Finding different associated variants within the same region (such as ours and Campbell et al, 2006) is often reported.51 When an association is replicated, it is frequently with a different phenotype of the disorder, with different polymorphisms in the same gene and even with different alleles of the same variant, such as examples reported in asthma.52 The lack of concordance between our association studies reflects once more the complexity in studying such a heterogeneous disorder as autism, and should not be taken to mean that the results are false positives. There are now several studies associating MET with psychiatric disorders, especially within the area upstream of the coding region.38, 39 Regulatory mechanisms not yet identified may be acting in this region and be responsible for alterations in gene expression.

Multiple upstream and downstream proteins regulate MET signalling, such as the availability of the HGF ligand and MET activating coreceptors. For instance, the CD44 element that forms a multimeric complex with MET and HGF and is required to activate signalling through the MET receptor tyrosine kinase.39 As the rs38845 polymorphism is located in intron 1, it may have a regulatory role in gene expression, affecting, for example, transcription rate or splicing. Alterations in MET expression may contribute to autism susceptibility. Bioinformatic analyses of this variant predicted that the nuclear factor IRF1 only binds the target DNA sequence when the A allele is present. As the A allele was associated with autism susceptibility in our families, this warrants further investigation.

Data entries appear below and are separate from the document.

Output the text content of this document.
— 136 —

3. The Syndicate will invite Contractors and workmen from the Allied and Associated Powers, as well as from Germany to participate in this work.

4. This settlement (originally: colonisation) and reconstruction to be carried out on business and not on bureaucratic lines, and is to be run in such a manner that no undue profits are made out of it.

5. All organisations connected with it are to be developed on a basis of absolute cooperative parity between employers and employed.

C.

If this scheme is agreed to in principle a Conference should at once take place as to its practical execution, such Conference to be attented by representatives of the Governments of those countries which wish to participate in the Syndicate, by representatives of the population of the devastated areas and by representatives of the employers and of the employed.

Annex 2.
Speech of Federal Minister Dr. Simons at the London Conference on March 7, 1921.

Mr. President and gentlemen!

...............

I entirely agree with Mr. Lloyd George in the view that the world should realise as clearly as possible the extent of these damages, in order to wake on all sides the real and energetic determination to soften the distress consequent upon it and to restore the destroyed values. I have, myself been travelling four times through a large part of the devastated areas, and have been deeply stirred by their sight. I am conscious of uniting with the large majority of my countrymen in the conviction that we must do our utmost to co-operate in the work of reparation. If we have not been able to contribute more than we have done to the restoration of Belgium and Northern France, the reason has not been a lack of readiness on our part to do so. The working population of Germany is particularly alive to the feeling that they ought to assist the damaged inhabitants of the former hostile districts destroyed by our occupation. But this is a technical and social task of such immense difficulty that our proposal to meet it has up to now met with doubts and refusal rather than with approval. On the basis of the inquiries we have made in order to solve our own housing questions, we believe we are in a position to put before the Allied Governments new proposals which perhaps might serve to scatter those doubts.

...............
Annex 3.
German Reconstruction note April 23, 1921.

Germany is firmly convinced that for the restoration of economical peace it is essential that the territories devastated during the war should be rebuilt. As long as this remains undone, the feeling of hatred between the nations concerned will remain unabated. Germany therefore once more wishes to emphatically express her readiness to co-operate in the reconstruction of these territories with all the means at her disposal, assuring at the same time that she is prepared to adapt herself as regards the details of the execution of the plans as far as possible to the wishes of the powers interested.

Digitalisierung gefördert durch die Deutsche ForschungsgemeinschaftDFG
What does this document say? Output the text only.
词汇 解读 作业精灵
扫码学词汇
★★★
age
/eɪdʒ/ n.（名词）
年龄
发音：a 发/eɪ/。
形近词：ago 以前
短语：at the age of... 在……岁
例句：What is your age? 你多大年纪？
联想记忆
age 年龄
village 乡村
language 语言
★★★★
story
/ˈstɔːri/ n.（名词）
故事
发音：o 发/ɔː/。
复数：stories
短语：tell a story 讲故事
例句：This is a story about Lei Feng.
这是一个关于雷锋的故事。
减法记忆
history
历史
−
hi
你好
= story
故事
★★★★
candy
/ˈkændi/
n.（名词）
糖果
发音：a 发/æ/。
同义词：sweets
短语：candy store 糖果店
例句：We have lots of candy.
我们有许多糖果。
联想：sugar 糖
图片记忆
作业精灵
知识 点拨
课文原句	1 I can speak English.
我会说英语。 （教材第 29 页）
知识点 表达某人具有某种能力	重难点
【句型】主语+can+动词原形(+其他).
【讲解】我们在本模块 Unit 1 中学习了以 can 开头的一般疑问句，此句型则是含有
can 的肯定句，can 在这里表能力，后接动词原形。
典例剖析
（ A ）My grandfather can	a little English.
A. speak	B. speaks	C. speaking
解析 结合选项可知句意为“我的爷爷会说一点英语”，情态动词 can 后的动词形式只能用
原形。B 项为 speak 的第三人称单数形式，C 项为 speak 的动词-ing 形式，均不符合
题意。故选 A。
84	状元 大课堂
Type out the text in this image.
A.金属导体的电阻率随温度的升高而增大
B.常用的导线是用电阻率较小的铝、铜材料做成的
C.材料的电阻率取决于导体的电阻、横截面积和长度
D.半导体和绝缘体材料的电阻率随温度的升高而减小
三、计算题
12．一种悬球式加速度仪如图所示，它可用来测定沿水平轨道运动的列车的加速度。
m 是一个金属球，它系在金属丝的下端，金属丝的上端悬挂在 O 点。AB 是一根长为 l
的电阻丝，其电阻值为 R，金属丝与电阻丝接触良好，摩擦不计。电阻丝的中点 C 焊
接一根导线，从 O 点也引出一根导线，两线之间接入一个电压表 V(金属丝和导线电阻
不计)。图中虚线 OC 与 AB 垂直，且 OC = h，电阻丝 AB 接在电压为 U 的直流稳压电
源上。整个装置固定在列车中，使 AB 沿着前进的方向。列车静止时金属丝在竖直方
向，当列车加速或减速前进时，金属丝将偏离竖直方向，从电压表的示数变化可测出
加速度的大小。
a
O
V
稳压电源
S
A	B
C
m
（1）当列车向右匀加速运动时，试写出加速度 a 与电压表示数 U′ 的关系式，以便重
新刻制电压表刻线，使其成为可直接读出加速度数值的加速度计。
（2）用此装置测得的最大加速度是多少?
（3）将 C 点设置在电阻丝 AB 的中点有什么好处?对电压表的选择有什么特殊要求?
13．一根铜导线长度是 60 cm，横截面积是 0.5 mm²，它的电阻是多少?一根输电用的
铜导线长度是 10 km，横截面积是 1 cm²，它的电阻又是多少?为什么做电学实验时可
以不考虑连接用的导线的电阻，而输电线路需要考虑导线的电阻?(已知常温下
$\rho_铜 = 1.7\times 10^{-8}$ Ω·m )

IRF1 is a nuclear factor that binds the promoter region of both IFN-α and IFN-β genes53, and IRF1 functions as a transcriptional activator for the type I IFN genes54 (in which IFN-α and IFN-β are included). Additionally, an earlier study showed that in human hepatocytes IFN-α upregulates 44 genes by 100% and downregulates 9 genes by 50% (including MET). Downregulation of MET is caused by IFN-α suppression of the MET promoter activity (through downregulation of Spl), which results in an attenuation of HGF/MET-induced signals and cell proliferation.55 Recent literature has suggested that a reduced expression of the MET receptor tyrosine kinase could play a crucial role in the pathobiology of autism.38 Thus, we hypothesize that when the A allele is present at rs38845, IRF1 binds directly to the MET promoter DNA sequence contributing to increased deregulation of HGF/MET-induced signalling in autistic patients by mechanisms not yet known.

In disorders with a complex genetic basis there has been a growing interest in LD, mainly because of the belief that the association studies offer considerable power for mapping common disease genes.56 Nonetheless, the pursuit of common variants might not have been solely the most suitable to identify the susceptibility variants in this specific region, as we should perhaps be looking for rare variants in parallel. The repeated occurrence of non-replication in the story of the genetics of ASDs seems to be a constant dilemma, and reflects that going from a broad peak of linkage to a functional genetic variant continues to be a challenge for autism today.

Overall, these results provide further evidence that MET may play a role in autism susceptibility; however, further studies will be essential to better clarify its part in the pathology of the disorder.